Elegance is a matter of simplicity

Businesses can benefit by engaging customers in unintrusive ways
Matthew May shows how elegance is actually a matter of simplicity.
BY RICHARD PACHTER
In Pursuit of Elegance: Why the Best Ideas Have Something Missing
In Pursuit of Elegance: Why the Best Ideas Have Something Missing. Matthew E. May. Broadway Books. 224 pages.

The term elegance is popularly misunderstood. It's not about luxury, avarice or Fred Astaire. It's simplicity itself and often self contained, or damned near, and has nothing to do with wealth or fashion, yet it can affect both.

An elegant solution, to me, is one that solves a problem in a minimal and unintrusive manner. For example, what to do with the thin sliver of soap remaining in your shower? I slap it on a fresh bar of soap, then use it. It doesn't sit at the bottom of the shower. It's also not wasted. That's an elegant — albeit mundane — solution.

My expectations of Matthew May's elegant new book were, I admit, skewed a bit by my own misconceptions. I'd expected something about design and how it confers an advantage in the manner of the iPod, which solved the MP3 listening problem and opened up a new market along the way.

May touches on design, but mostly looks at the subject in terms of problem solving, covering seemingly diverse topics, such as how monks think, why roadways without traffic rules are safer, the final scene of The Sopranos, the art of Jackson Pollock, the ''Broken Windows'' approach to crime fighting and the proliferation of fractals, a recurring theme.

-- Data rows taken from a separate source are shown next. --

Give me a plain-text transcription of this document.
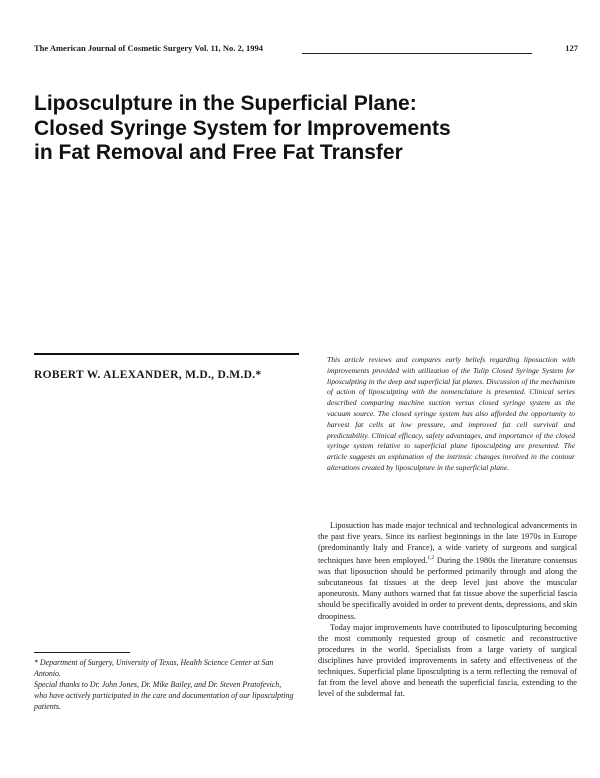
The American Journal of Cosmetic Surgery Vol. 11, No. 2, 1994	127
Liposculpture in the Superficial Plane:
Closed Syringe System for Improvements
in Fat Removal and Free Fat Transfer
ROBERT W. ALEXANDER, M.D., D.M.D.*
This article reviews and compares early beliefs regarding liposuction with improvements provided with utilization of the Tulip Closed Syringe System for liposculpting in the deep and superficial fat planes. Discussion of the mechanism of action of liposculpting with the nomenclature is presented. Clinical series described comparing machine suction versus closed syringe system as the vacuum source. The closed syringe system has also afforded the opportunity to harvest fat cells at low pressure, and improved fat cell survival and predictability. Clinical efficacy, safety advantages, and importance of the closed syringe system relative to superficial plane liposculpting are presented. The article suggests an explanation of the intrinsic changes involved in the contour alterations created by liposculpture in the superficial plane.

Liposuction has made major technical and technological advancements in the past five years. Since its earliest beginnings in the late 1970s in Europe (predominantly Italy and France), a wide variety of surgeons and surgical techniques have been employed.$^{1,2}$ During the 1980s the literature consensus was that liposuction should be performed primarily through and along the subcutaneous fat tissues at the deep level just above the muscular aponeurosis. Many authors warned that fat tissue above the superficial fascia should be specifically avoided in order to prevent dents, depressions, and skin droopiness.

Today major improvements have contributed to liposculpturing becoming the most commonly requested group of cosmetic and reconstructive procedures in the world. Specialists from a large variety of surgical disciplines have provided improvements in safety and effectiveness of the techniques. Superficial plane liposculpting is a term reflecting the removal of fat from the level above and beneath the superficial fascia, extending to the level of the subdermal fat.

* Department of Surgery, University of Texas, Health Science Center at San Antonio.

Special thanks to Dr. John Jones, Dr. Mike Bailey, and Dr. Steven Pratofevich, who have actively participated in the care and documentation of our liposculpting patients.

More than anything else, though, he looks at elegance in terms of decision making, which is very important for business, of course, and his discourse on its key elements (seduction, subtraction, symmetry and sustainability) may very well trigger something in the reader that inspires a new way of looking at ordinary things.

May is a fine writer, though at times the reader is left wondering where the heck he's going, as though he's taking his subtitle (''Why the Best Ideas Have Something Missing'') a tad too seriously. And I'd quibble with that subtitle, in fact, as it's not strictly true, nor is it a major theme of the book.

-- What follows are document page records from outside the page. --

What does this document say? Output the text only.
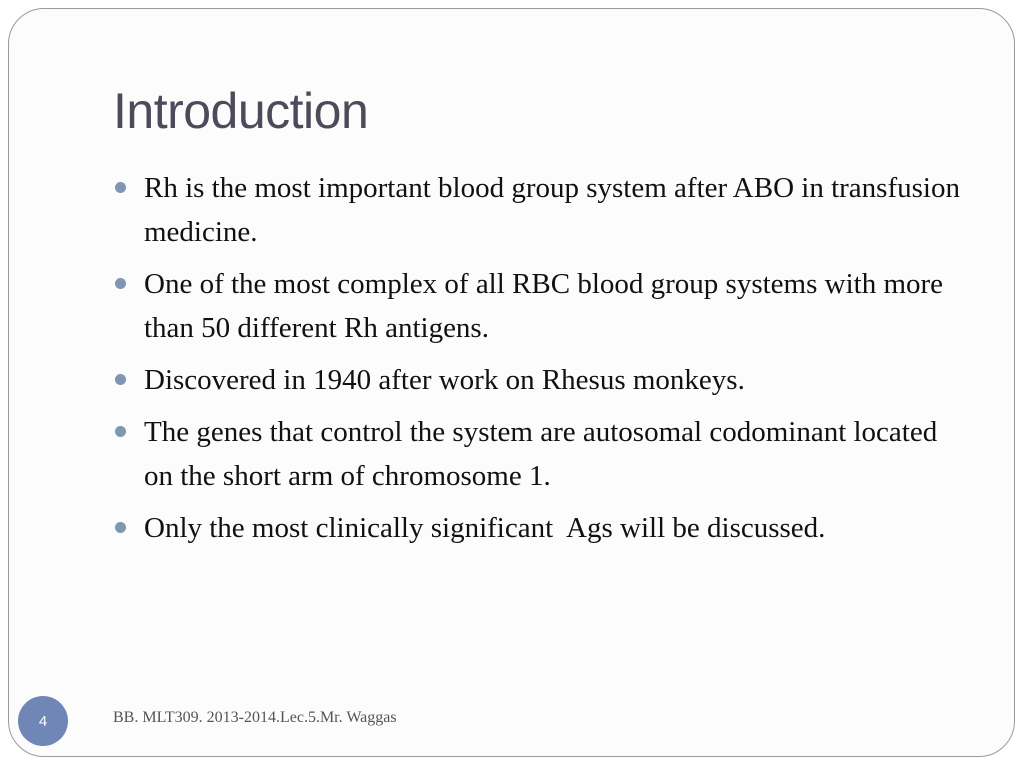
Introduction
Rh is the most important blood group system after ABO in transfusion medicine.
One of the most complex of all RBC blood group systems with more than 50 different Rh antigens.
Discovered in 1940 after work on Rhesus monkeys.
The genes that control the system are autosomal codominant located on the short arm of chromosome 1.
Only the most clinically significant  Ags will be discussed.
4	BB. MLT309. 2013-2014.Lec.5.Mr. Waggas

But adding by subtracting or doing nothing, as opposed to something/anything, is demonstrated to be quite useful. May, summarizing a section on the absence of traffic lights in an area, paraphrases the designer Hans Monderman in explaining that "when you are fully involved in a process governed by very simple relationship rules, a natural inclination takes over, and a self-organized pattern emerges that is far more orderly than any legislation can produce. Under those circumstances, you're connected with what's around you. Lose that connection and a mess ensues.''

When you think about how the Web works and that the simplest sites such as Google and Amazon are among its most effective, the lessons of elegance and their applications to business are quite simple, indeed.

Patterns and the need to see them and make them work in an elegant manner are hard-wired into human DNA. May's wise and engaging book demonstrates how successful organizations can emulate the elegance and benefit from the engagement engendered by uncomplicated and intuitive choices.